La Calabria è terra di problemi e bellezze. Ma c’è una Calabria che assume ancora oggi dimensioni e suggestioni regali. Un poggio principesco sullo sfondo ed eccoci a Santa Severina, area crotonese, sontuoso borgo dal fascino nobile.
Da qui sono passati anche Carlo Levi e Rocco Scotellaro, insieme. Il paese s’abbarbica prominente e solitario nella valle calabra del fiume Neto.
Santa Severina rientra tra le tappe ineludibili di un viaggio calabrese, di un itinerario attraverso le aree interne e profonde di una delle regioni italiane ancora meno esplorate dal turismo di massa.
Castello imperioso, giacché la remota Siberene (il vecchio nome di Santa Severina) ha tutto quel che serve ad un’antica capitale. Del resto, solo in Italia si possono trovare piccoli centri fortificati che, una volta, assurgevano a ruoli di dominanza politica. Arcaiche maestà.
Oggi assisti al decadimento, alla loro strana immagine stagliata sin lassù: un qualcosa che però non è declino o involuzione. Tutt’al contrario! L’estetica regale rimane intatta, inalterata la suadente grazia delle mura. Santa Severina, la grande “nave di pietra”, come la chiamano visitatori ed entusiasti cittadini, era una capitale.
Lo sapevano i bizantini, elevando la città già enotrica, eretta strategicamente tra la Sila e il mare, a loro capitale di metropolia, imponente avamposto ecclesiastico-amministrativo.
Addirittura la leccese Gallipoli dipende da Santa Severina: tanto per rendere l’idea, 490 km di distanza.
Assieme alla potenza che fu, tre fattori qui s’alleano, suggellando uno scrigno di mai appassito splendore: natura, storia e architettura. Costruito su quella che doveva essere l’originaria acropoli, il castello lo si ricorda normanno ma in realtà molti indizi rimandano a un arce bizantino, rocca di protezione.
L’impatto scenografico racconta in effigie il senso dell’autorevolezza di questa comunità.

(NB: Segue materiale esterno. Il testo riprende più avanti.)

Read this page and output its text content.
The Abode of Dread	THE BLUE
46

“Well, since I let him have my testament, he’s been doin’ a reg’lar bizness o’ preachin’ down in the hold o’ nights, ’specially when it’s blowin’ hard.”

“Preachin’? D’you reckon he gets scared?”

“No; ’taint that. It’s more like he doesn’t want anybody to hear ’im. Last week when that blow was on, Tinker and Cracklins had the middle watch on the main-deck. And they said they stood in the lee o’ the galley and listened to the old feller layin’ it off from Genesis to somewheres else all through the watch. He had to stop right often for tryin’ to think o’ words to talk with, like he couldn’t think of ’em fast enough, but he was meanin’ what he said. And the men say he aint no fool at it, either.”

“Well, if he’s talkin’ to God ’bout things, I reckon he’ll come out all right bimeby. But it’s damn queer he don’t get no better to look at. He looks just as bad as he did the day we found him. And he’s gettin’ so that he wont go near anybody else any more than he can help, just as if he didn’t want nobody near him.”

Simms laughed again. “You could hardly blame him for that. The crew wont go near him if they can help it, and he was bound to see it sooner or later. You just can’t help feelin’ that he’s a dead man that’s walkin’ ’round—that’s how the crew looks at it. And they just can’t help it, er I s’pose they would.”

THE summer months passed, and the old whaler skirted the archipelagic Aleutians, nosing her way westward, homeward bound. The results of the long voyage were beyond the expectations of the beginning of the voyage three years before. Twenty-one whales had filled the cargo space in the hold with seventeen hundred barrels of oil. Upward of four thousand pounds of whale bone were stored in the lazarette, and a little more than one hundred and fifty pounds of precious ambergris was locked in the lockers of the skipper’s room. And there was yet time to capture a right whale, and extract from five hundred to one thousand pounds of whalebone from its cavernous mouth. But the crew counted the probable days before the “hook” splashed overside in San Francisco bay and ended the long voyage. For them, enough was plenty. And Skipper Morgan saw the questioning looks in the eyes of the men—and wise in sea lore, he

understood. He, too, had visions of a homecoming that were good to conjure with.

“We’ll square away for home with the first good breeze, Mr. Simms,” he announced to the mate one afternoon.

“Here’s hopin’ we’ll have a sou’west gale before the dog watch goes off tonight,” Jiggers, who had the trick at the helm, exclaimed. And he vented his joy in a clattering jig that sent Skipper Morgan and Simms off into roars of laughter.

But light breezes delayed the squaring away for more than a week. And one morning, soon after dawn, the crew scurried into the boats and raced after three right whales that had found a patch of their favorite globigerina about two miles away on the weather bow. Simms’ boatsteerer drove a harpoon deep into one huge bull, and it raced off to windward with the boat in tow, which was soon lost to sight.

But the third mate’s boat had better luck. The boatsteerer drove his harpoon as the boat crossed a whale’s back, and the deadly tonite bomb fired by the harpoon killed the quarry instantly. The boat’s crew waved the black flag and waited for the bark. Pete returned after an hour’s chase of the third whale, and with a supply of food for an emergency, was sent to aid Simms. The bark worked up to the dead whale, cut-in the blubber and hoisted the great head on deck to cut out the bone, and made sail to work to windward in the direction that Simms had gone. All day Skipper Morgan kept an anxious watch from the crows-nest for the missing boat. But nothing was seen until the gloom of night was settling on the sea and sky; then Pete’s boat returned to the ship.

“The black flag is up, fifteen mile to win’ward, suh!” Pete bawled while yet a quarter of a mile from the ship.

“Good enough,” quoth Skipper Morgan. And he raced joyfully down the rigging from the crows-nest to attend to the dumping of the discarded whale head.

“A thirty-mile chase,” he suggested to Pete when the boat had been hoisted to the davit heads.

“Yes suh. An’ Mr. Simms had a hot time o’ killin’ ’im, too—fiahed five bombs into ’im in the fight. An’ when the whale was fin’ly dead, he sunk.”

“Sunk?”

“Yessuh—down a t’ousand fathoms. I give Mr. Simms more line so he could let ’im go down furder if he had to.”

Tornando alle opere, imperdibile gemma il battistero, tra i monumenti più belli e datati del paese (almeno VIII secolo), superlativo gioiello calabrese, citato più volte anche da Benedetto Croce.
All’interno, attirano lo sguardo le otto colonne, discretamente austere: sette in granito scuro, una bianca. Il battistero squaderna la cultura greca di Santa Severina, impone una sorta di grecità “necessaria”, segno di un vitale ritorno alle origini mediterranee, quelle del pensiero che tutto ha generato.
Santa Severina è anche il paese dei musei. Noto quello diocesano, ma anche quelli di archeologia medievale, armature, costumi antichi, arte contemporanea (tutti al castello, quest’ultimo con nomi internazionali).
Infine, come potrebbe Santa Severina non deliziarci anche di sapori?
Sapori intrecciati ai saperi: ecco il “Laboratorio del Carafa”, pastificio che rimanda alla tradizione secondo cui Andrea Carafa, nel ‘500 conte di Santa Severina, avrebbe creato un’accademia per promuovere i prodotti locali.
Salto d’obbligo, poi, alla Locanda del Re: gusto (l’olio qui è prelibato) e simpatia. Senza dimenticare gli agrumi, anch’essi tesori del territorio. Lasci allora Santa Severina con “nutriente” consapevolezza. La “nave di pietra” è voce che parla. Dice storia, arte, fede, umane capacità. Un lodevole cammino lungo i tempi, concretamente improntato alla salvaguardia della bellezza.